Hydration essential during workouts: Water, sports drinks aid in rehydration

  • Published
  • By Tyler Hemstreet
  • 62nd Airlift Wing Public Affairs
Since about 70 percent of an adult's body is made up of water, staying properly hydrated during a workout is crucial.

Just a small percent change in body weight, due to a loss of fluid from sweat, can place a big strain on a body during exercise, according to the Gatorade Sports Science Institute, a research and educational facility established in 1988 to share current information and expand knowledge on sports nutrition and exercise science that enhances the performance and well-being of athletes.

 After a long workout, people may lose a pound or two of weight, said Patrick Conway, 62nd Medical Operations Squadron exercise physiologist.

"That weight is not fat loss, that's just water you're losing," Mr. Conway said. "It can be misleading." 

The water that people lose during the workout needs to be replaced, he said. The equation to find out how much water needs to be put back in the system is as simple as taking the amount of weight (in ounces) lost during exercise and adding it to the amount of fluid (in ounces) consumed during the workout. Adding the two will let people know how much liquid (in ounces) they should drink to replace the sweat they lost, according to the GSSI.

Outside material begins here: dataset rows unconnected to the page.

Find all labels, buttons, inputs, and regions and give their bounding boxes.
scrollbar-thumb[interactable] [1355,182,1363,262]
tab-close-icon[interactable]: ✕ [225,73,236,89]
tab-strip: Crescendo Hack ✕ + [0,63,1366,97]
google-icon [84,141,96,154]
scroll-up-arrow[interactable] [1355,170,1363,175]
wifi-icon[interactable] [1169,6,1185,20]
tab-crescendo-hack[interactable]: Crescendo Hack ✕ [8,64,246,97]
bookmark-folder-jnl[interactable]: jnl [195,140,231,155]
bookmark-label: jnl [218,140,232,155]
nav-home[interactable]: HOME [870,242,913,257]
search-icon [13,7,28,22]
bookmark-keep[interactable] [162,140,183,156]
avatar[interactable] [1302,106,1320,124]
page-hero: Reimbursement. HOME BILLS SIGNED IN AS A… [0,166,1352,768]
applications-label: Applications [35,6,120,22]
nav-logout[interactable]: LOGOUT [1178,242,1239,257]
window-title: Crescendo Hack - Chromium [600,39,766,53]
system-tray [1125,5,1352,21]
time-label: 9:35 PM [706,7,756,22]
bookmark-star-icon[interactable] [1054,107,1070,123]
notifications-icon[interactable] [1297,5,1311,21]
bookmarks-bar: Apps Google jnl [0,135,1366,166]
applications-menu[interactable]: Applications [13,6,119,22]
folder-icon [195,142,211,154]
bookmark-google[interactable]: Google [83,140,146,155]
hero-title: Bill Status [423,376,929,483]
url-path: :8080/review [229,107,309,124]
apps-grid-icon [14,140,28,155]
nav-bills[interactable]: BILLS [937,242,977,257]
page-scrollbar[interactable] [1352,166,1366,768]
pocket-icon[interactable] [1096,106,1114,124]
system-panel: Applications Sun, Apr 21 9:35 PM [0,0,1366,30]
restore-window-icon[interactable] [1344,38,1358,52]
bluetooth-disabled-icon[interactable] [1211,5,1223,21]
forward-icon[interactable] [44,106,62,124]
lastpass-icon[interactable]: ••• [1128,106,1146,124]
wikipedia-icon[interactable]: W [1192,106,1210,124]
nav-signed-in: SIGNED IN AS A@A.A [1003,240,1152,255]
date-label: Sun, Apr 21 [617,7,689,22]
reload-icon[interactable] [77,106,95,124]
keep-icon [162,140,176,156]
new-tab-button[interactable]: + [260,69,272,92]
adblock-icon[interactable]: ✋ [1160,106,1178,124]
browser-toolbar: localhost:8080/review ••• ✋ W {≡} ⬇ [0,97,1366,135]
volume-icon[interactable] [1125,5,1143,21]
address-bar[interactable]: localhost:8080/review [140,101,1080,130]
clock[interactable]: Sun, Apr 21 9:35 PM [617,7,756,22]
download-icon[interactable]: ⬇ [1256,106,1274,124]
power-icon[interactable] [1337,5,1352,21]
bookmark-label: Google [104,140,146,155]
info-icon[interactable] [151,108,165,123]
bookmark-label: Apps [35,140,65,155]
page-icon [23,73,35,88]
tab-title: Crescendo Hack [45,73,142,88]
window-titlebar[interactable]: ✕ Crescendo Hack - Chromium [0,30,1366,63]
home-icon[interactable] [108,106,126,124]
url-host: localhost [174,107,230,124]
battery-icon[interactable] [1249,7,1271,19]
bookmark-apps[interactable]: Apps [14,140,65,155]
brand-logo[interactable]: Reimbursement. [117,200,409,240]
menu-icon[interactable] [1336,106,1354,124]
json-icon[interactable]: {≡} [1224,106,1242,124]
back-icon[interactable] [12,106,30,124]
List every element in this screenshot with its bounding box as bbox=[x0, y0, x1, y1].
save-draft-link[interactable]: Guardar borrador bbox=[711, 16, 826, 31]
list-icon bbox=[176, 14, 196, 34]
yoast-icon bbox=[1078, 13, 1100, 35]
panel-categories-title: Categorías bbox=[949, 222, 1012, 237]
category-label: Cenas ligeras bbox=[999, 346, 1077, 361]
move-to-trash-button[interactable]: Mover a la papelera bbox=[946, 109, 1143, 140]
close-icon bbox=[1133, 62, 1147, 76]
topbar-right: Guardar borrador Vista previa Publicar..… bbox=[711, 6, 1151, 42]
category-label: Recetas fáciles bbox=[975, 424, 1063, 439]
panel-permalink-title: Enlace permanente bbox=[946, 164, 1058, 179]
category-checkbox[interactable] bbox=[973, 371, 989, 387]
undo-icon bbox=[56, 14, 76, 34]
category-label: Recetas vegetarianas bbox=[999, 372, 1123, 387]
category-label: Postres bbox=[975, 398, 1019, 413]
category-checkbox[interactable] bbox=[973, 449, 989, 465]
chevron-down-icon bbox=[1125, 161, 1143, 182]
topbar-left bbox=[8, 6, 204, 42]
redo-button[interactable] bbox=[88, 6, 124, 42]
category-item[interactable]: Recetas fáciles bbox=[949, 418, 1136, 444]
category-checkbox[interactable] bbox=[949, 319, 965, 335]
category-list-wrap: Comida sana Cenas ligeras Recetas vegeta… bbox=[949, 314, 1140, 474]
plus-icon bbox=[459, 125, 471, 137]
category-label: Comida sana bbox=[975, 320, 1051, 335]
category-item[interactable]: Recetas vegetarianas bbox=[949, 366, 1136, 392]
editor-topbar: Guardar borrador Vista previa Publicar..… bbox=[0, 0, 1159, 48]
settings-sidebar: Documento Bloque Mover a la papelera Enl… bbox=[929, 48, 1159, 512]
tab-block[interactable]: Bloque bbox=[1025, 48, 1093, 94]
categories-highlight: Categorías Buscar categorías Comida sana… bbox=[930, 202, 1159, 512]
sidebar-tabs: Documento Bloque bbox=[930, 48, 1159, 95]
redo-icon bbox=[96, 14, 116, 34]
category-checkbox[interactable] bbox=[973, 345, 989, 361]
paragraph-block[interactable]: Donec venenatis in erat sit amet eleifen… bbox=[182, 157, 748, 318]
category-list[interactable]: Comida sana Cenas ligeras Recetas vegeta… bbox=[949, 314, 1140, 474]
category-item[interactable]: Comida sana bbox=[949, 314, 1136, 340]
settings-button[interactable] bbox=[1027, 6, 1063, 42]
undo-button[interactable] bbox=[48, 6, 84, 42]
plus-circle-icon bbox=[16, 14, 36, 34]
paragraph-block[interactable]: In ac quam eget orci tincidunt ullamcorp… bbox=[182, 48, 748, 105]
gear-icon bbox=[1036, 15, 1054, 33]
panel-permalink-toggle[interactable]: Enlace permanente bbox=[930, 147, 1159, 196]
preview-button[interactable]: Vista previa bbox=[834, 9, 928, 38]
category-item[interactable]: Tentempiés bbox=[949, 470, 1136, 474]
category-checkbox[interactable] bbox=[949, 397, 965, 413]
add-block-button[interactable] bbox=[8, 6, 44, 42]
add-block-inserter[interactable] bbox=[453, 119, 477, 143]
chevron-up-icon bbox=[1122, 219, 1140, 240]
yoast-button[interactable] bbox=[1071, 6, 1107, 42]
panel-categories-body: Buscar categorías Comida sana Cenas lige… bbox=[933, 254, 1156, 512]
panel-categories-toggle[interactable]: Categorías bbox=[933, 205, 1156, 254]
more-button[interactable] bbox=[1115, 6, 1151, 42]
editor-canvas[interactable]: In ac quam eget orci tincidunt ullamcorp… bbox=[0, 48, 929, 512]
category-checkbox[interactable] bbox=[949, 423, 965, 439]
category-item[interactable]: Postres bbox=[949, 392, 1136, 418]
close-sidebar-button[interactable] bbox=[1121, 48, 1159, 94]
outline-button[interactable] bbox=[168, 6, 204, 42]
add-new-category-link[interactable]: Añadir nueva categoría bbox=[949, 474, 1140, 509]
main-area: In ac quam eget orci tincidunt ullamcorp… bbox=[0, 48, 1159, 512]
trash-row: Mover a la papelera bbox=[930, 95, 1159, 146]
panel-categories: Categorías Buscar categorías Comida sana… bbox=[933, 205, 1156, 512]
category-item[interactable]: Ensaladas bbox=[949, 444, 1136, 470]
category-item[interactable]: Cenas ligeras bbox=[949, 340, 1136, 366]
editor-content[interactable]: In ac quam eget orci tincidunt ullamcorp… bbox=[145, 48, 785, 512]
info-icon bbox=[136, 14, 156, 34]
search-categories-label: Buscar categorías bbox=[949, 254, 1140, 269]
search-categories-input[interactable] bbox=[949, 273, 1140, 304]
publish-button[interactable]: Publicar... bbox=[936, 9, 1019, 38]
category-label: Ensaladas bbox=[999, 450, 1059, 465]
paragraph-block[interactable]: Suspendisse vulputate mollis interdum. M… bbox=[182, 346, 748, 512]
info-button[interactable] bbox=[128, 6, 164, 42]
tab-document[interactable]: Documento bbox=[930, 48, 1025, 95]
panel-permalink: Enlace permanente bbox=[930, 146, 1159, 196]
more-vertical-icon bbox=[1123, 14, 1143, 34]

The GSSI also recommends drinking 17-20 ounces two to three hours before athletic activity and drinking an additional seven to 10 ounces of fluid 10 to 20 minutes before working out.

People should also drink between seven and 10 ounces every 15 minutes while working out, according to the GSSI.

After a workout, make sure the hydration continues, Mr. Conway said.

The body may take a while to rehydrate, sometimes even up to 36 hours, he said.

"There's a lot of work the body has to do to get that water back," he said.

When it comes to what to drink, Mr. Conway said sports drinks work well to replace energy and lost sodium through sweat during the workout.

Sports drinks also contain carbohydrates that fuel working muscles and fight fatigue, Mr. Conway said.

A sports drink with a carbohydrate level of about six percent has been demonstrated by research to help fuel the active body quickly and supply enough energy to working muscles, according to the GSSI. But it is best to save the sports drinks for working out and while the body is burning energy, Mr. Conway said.

"You don't need all that extra sodium if you're not doing the work," he said.